In silico screening, synthesis and in vitro determination of the biological activities of D-amino acid oxidase inhibitors

Abstract

Schizophrenia is a mental disorder with many clinical and therapeutic challenges. Current therapy is based on outdated pathological theories while most antipschycotic drugs have a significant side effect profile. New theories to explain the pathology of schizophrenia are being developed and novel drugs that act as improved antipsychotics are needed. D-Amino acid oxidase (DAAO) oxidises D-amino acids to ultimately produce the corresponding α-keto acids. D-Serine is an example of a substrate of DAAO and is a co agonist at the NMDA receptor. NMDA receptor hypo function has been implicated in the pathophysiology of schizophrenia. A strategy to improve NMDA receptor function is the inhibition of DAAO, and thereby to increase central D-serine levels. This approach serves as a potential treatment for schizophrenia. The small molecule, 3-hydroxycoumarin, is a potent inhibitor of DAAO, and represents an ideal lead for the development of novel DAAO inhibitors. Based on this, the present study investigated the DAAO inhibition potencies of series of synthetic and commercially available coumarin derivatives. Due to structural similarity to coumarin, a synthetic series of 3,4-dihydroisoquinolin-1(2H)-one derivatives was also included in this study. Among the 37 compounds that were evaluated, four inhibited porcine kidney DAAO with IC50 < 10 μM. The most potent inhibitor was 6,7-dihydroxycoumarin with an IC50 value of 0.224 μM. These values are significantly more potent than the reference DAAO inhibitor, 3-methylpyrazole-5-carboxylic acid (IC50 = 1.88 μM).

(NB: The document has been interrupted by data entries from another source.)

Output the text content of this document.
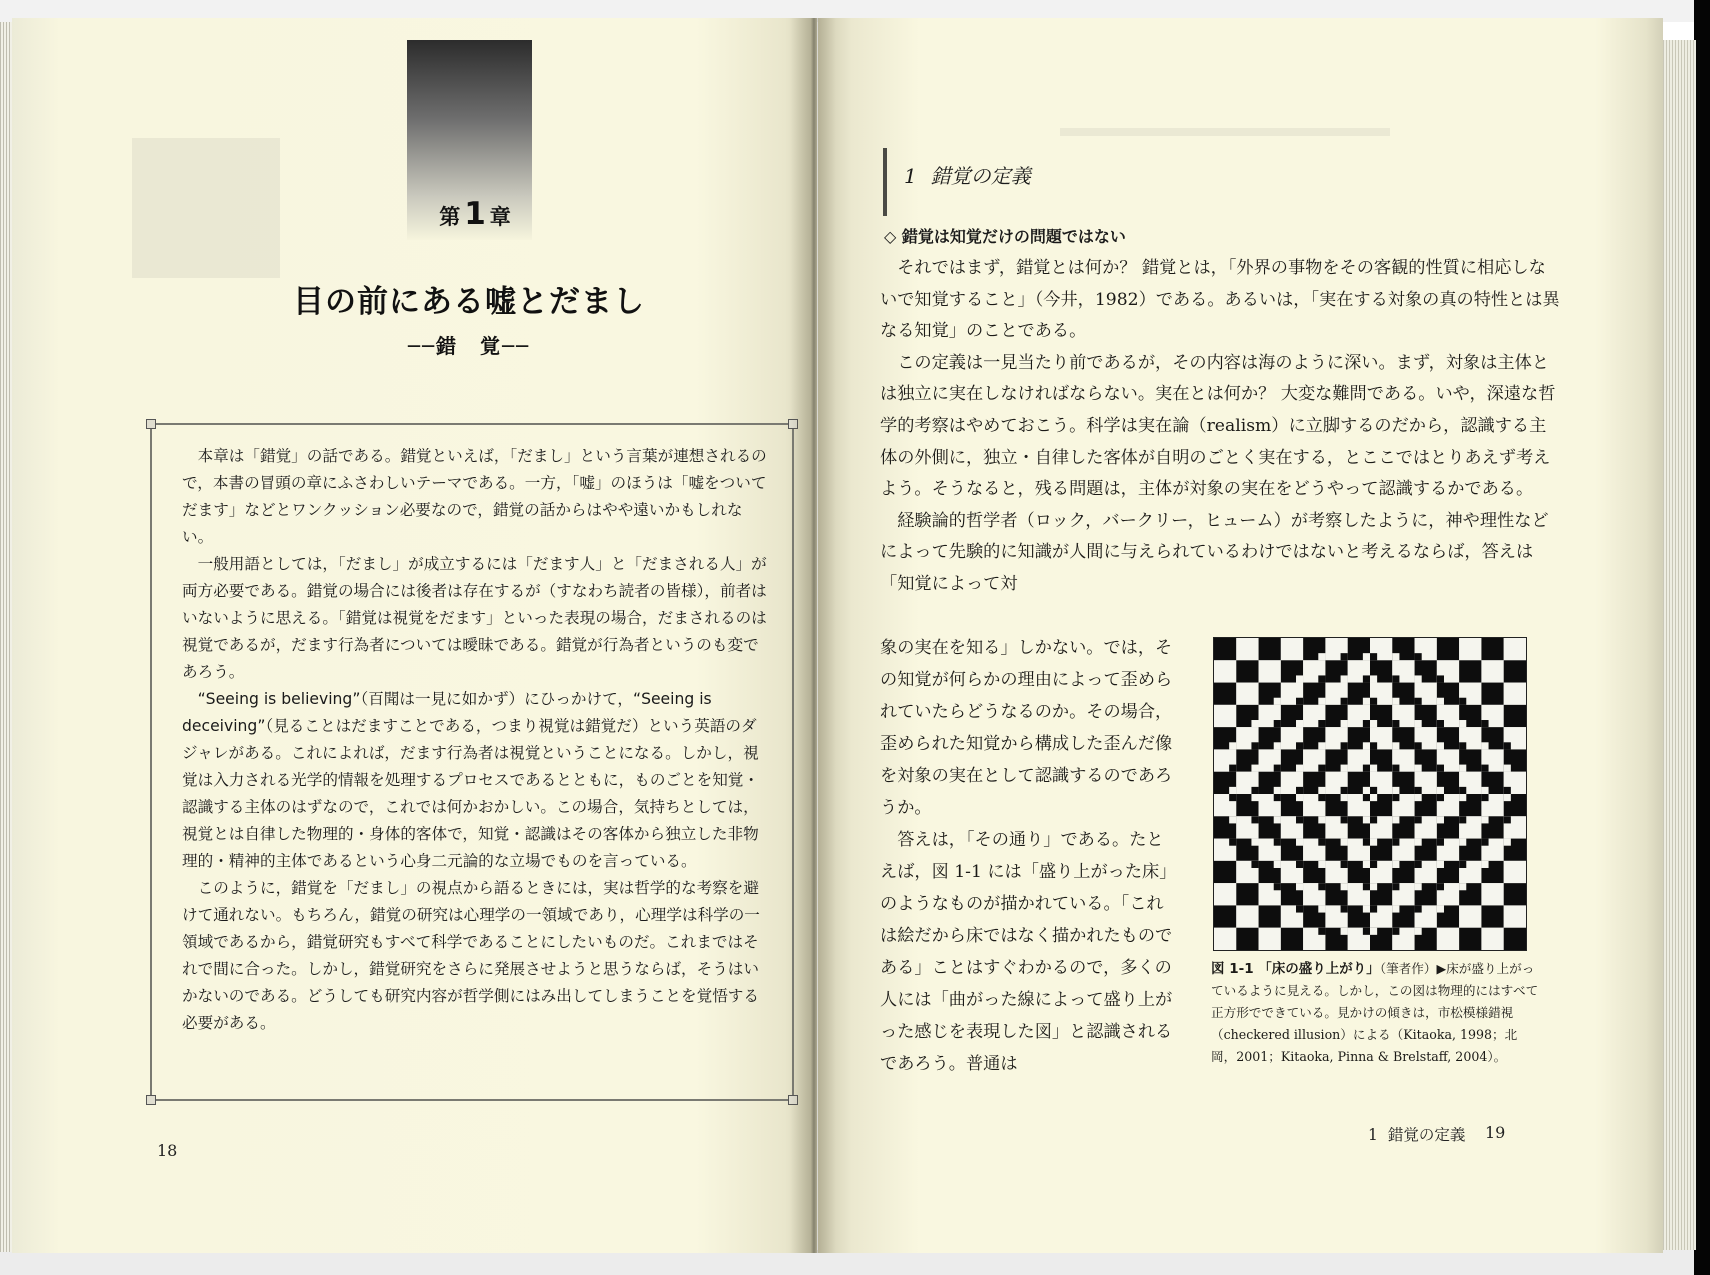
第 1 章
目の前にある嘘とだまし
──錯　覚──

本章は「錯覚」の話である。錯覚といえば，「だまし」という言葉が連想されるので，本書の冒頭の章にふさわしいテーマである。一方，「嘘」のほうは「嘘をついてだます」などとワンクッション必要なので，錯覚の話からはやや遠いかもしれない。

一般用語としては，「だまし」が成立するには「だます人」と「だまされる人」が両方必要である。錯覚の場合には後者は存在するが（すなわち読者の皆様），前者はいないように思える。「錯覚は視覚をだます」といった表現の場合，だまされるのは視覚であるが，だます行為者については曖昧である。錯覚が行為者というのも変であろう。

“Seeing is believing”（百聞は一見に如かず）にひっかけて，“Seeing is deceiving”（見ることはだますことである，つまり視覚は錯覚だ）という英語のダジャレがある。これによれば，だます行為者は視覚ということになる。しかし，視覚は入力される光学的情報を処理するプロセスであるとともに，ものごとを知覚・認識する主体のはずなので，これでは何かおかしい。この場合，気持ちとしては，視覚とは自律した物理的・身体的客体で，知覚・認識はその客体から独立した非物理的・精神的主体であるという心身二元論的な立場でものを言っている。

このように，錯覚を「だまし」の視点から語るときには，実は哲学的な考察を避けて通れない。もちろん，錯覚の研究は心理学の一領域であり，心理学は科学の一領域であるから，錯覚研究もすべて科学であることにしたいものだ。これまではそれで間に合った。しかし，錯覚研究をさらに発展させようと思うならば，そうはいかないのである。どうしても研究内容が哲学側にはみ出してしまうことを覚悟する必要がある。

18
1 錯覚の定義
◇ 錯覚は知覚だけの問題ではない

それではまず，錯覚とは何か？ 錯覚とは，「外界の事物をその客観的性質に相応しないで知覚すること」（今井，1982）である。あるいは，「実在する対象の真の特性とは異なる知覚」のことである。

この定義は一見当たり前であるが，その内容は海のように深い。まず，対象は主体とは独立に実在しなければならない。実在とは何か？ 大変な難問である。いや，深遠な哲学的考察はやめておこう。科学は実在論（realism）に立脚するのだから，認識する主体の外側に，独立・自律した客体が自明のごとく実在する，とここではとりあえず考えよう。そうなると，残る問題は，主体が対象の実在をどうやって認識するかである。

経験論的哲学者（ロック，バークリー，ヒューム）が考察したように，神や理性などによって先験的に知識が人間に与えられているわけではないと考えるならば，答えは「知覚によって対

象の実在を知る」しかない。では，その知覚が何らかの理由によって歪められていたらどうなるのか。その場合，歪められた知覚から構成した歪んだ像を対象の実在として認識するのであろうか。

答えは，「その通り」である。たとえば，図 1-1 には「盛り上がった床」のようなものが描かれている。「これは絵だから床ではなく描かれたものである」ことはすぐわかるので，多くの人には「曲がった線によって盛り上がった感じを表現した図」と認識されるであろう。普通は

図 1-1 「床の盛り上がり」（筆者作）▶床が盛り上がっているように見える。しかし，この図は物理的にはすべて正方形でできている。見かけの傾きは，市松模様錯視（checkered illusion）による（Kitaoka, 1998；北岡，2001；Kitaoka, Pinna & Brelstaff, 2004）。
1 錯覚の定義 19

Coumarin compounds are also known to be inhibitors of the monoamine oxidase (MAO) enzymes, which are well established targets for the treatment of depression and Parkinson’s disease. The series were thus evaluated as potential MAO inhibitors, and a number of high potency inhibitors were identified. Seven compounds inhibited the recombinant human MAOs with IC50 < 0.1 μM, with the most potent MAO-A and MAO-B inhibitors exhibiting IC50 values of 0.033 and 0.012 μM, respectively. These compounds are significantly more potent that the reference inhibitor, curcumin, with IC50 values of 5.02 and 2.56 μM for the inhibition of MAO-A and MAO-B, respectively. This study concludes that active DAAO and MAO inhibitors may serve as novel leads for the design of compounds that may find future application in the treatment of neuropsychiatric (e.g. schizophrenia, depression) and neurodegenerative disorders (e.g. Parkinson’s disease).